La commission d’enquête sur l’affaire Benalla se déchire à l’Assemblée nationale

A l’Assemblée nationale le 23 juillet, Yaël Braun-Pivet, présidente de la commission des lois, répond aux questions des journalistes.

C’est un refus net. Les députés La République en marche (LRM) jugent « inutile d’auditionner d’autres membres du cabinet du président de la République et du ministre de l’intérieur », a fait savoir Yaël Braun-Pivet, la présidente de la commission des lois, constituée à l’occasion de l’affaire Benalla en commission d’enquête, lors d’une conférence de presse mercredi 25 juillet. Le député d’opposition Guillaume Larrivé, corapporteur de la commission d’enquête, avait fait une demande en ce sens.

« Il est manifeste que l’opposition privilégie une approche polémique et politique qui vise à tirer profit de l’actualité loin de tout souci de la vérité », a dénoncé Mme Braun-Pivet, avant une réunion de la commission, qui doit tenter de se mettre d’accord sur une série d’auditions.

« Nous avons auditionné huit personnes dont le ministre de l’intérieur, les plus hauts responsables de la préfecture de police et, fait exceptionnel, trois responsables de la présidence de la République », a fait valoir la présidente de la commission des lois. Après trois jours d’auditions, Mme Braun-Pivet estime par ailleurs que « les auditions menées jusqu’à présent démontrent clairement qu’il existe des dérives individuelles de M. Alexandre Benalla et de certaines autorités de police, des “copinages malsains”, selon les termes mêmes du préfet de police ». D’après elle, les membres des cabinets présidentiels et de l’intérieur ont démontré leur absence de lien avec l’affaire Benalla.

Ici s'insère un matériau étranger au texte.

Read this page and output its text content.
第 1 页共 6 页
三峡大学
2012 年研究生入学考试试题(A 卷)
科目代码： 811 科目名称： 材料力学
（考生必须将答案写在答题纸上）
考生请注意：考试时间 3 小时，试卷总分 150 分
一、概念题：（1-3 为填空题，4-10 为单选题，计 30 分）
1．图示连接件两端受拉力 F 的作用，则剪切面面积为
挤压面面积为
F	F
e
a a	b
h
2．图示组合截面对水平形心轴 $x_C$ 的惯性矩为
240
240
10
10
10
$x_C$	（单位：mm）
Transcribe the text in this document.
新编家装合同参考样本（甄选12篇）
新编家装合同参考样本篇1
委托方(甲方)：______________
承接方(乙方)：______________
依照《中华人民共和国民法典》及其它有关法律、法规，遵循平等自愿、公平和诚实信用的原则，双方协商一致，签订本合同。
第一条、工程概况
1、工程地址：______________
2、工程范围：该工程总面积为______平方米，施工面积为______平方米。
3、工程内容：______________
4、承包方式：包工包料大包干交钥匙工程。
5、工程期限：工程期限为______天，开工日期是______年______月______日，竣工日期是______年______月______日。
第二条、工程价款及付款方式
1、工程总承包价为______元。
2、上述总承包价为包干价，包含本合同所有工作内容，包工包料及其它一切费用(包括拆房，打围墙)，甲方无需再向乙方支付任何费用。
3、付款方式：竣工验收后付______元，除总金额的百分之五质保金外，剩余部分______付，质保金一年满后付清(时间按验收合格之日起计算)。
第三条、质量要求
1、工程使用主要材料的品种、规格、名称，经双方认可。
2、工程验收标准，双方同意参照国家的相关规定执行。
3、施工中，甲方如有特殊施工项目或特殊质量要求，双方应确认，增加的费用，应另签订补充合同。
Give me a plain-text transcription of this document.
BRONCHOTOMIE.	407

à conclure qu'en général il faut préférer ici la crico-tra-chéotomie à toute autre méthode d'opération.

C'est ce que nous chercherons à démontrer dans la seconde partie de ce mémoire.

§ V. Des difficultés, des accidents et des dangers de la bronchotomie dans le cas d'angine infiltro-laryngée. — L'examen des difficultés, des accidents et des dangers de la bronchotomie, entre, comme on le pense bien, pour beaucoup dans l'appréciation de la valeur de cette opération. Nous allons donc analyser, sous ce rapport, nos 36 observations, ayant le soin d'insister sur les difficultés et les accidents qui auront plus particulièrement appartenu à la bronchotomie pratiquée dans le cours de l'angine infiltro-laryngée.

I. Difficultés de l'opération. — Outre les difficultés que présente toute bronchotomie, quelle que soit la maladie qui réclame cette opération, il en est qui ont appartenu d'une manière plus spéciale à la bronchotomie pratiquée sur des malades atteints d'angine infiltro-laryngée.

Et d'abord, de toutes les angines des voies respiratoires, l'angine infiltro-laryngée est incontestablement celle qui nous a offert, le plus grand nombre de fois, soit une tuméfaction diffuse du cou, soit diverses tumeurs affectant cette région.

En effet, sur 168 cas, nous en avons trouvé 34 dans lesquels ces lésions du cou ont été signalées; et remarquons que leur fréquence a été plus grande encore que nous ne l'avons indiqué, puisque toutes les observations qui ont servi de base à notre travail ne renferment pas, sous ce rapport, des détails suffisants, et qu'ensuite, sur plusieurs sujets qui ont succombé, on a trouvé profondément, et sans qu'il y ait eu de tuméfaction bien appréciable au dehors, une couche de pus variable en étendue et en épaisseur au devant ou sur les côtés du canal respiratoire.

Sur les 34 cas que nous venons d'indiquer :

Revivez   la deuxième journée d’auditions

« Sabotage »

Mercredi matin, Guillaume Larrivé a fustigé cette attitude face à un programme d’audition inchangé malgré ses demandes de nouvelles convocations. « Je vous rappelle vous avoir saisie (…) d’une liste extrêmement précise de personnes que je souhaite voir convoquées par notre commission d’enquête qui concerne l’Elysée, le ministère de l’intérieur et le parti En marche », a-t-il lancé à la présidente. Et d’ajouter :

« Je considère qu’il y a là un dysfonctionnement manifeste du fonctionnement de notre commission d’enquête et, en tant que corapporteur, je répète que je n’accepterai pas que cette commission fasse l’objet d’entrave et d’obstruction de la part d’une majorité aux ordres de l’Elysée. »

Mercredi soir, sur BFM-TV, M. Larrivé a prévenu : « Je ne sais pas si cette commission d’enquête à l’Assemblée pourra poursuivre ses travaux, [mais] je ne lâcherai rien. »

Dans le sillage des annonces de la présidente de l’instance, l’opposition a estimé que Yaël Braun-Pivet avait par cette décision sonné le glas de sa commission. « Mme Yaël Braun-Pivet a procédé au sabotage de sa commission », a notamment dit la députée La France insoumise Danielle Obono – un jugement partagé par le député LR Sébastien Huyghe sur Twitter :

Notre journaliste Astrid de Villaines, présente à l’Assemblée aujourd’hui, constate que l’opposition fait bloc :

Les débats ont continué dans l’Hémicycle, dans la soirée de mercredi, à l’occasion de l’examen de la loi portant sur l’asile et l’immigration. Le discours introductif du ministre de l’intérieur, Gérard Collomb, a été interrompu à trois reprises par des rappels au règlement concernant la commission d’enquête parlementaire sur l’affaire Benalla.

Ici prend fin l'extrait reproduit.